Livros didáticos nunca usados foram empilhados em forma de labirinto, depois da porta da escola até a sala da diretora. "Eles falam que não têm verba, mas tem livro sobrando", diz o estudante Cauê Borges, 16. "Agora, o que atrapalha nossa vida vai atrapalhar a diretora simbolicamente."

A Secretaria da Educação afirma que os livros, dados pelo Ministério da Educação, serão distribuídos no início do ano letivo de 2016.

Um laboratório de química da escola aparenta não ter sido usado há alguns anos: há tubos de ensaio e outros materiais empoeirados e produtos químicos vencidos, como um frasco de ácido sulfúrico cuja data de validade é 2006. "Estudo no Fernão há quatro anos e tive duas aulas no laboratório. A última foi em 2013", diz a aluna Ana Beatriz Chaves, 15, que também reclama do abandono das salas de teatro e de informática.

Em nota, a pasta estadual da Educação afirma que uma repórter da Folha, no início da ocupação, permaneceu quatro dias na unidade e não levantou essa situações. Afirma, também, que os alunos "criam fatos e cenários para ganhar espaço".

Pais de alunos acompanharam a desocupação. "Sinto orgulho do meu filho. Os estudantes tiveram muita responsabilidade, cuidando bem de uma escola desse tamanho", diz a costureira Tereza Cristina Lopes da Rocha, mãe de um estudante do 2º ano do ensino médio.

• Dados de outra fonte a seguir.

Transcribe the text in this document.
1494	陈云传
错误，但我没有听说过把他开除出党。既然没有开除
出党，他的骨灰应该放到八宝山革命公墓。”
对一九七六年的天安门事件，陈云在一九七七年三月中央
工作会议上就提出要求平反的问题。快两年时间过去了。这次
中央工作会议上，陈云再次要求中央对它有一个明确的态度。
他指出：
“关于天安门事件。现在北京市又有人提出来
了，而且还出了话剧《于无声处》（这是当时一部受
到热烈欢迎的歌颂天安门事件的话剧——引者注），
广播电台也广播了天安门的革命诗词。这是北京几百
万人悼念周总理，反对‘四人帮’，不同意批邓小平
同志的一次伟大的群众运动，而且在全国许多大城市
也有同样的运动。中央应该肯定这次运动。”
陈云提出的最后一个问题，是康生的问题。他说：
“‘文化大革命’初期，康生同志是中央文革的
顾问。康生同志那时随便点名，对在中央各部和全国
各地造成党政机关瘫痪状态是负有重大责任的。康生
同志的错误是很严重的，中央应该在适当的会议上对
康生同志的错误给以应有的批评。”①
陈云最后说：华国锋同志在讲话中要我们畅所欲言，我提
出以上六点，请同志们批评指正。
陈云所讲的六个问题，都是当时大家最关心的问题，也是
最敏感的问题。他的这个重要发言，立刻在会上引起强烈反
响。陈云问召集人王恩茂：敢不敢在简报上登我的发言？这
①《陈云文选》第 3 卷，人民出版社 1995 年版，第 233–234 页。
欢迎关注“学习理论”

Segundo ela, o filho não dorme em casa desde a primeira noite da ocupação, no dia 10 de novembro.

PROTESTOS

O movimento de ocupação surgiu como protesto contra a medida da gestão Geraldo Alckmin (PSDB) que fecharia 92 unidades de ensino e transferiria 311 mil alunos. Segundo o governo, há escolas ociosas, com menos alunos do que sua capacidade.

As ocupações e protestos nas ruas fizeram com que Alckmin suspendesse a mudança, o que resultou também na saída do então secretário de Educação Herman Voorwald. Segundo o governo, depredações em 81 escolas causaram prejuízo de R$ 1 milhão.

Apesar do recuo, parte das ocupações foram mantidas. Os alunos pediam a revogação definitiva do plano, e não apenas sua suspensão.

Alunos de escolas ocupadas passaram o Natal e o Ano-Novo nas unidades. Na Fernão Dias, alunos fizeram uma ceia em volta de uma fogueira no pátio do colégio. Heudes Oliveira diz esperar que outras reivindicações sejam atendidas. Entre elas, a retomada de uma oficina de teatro que havia aos sábados na escola.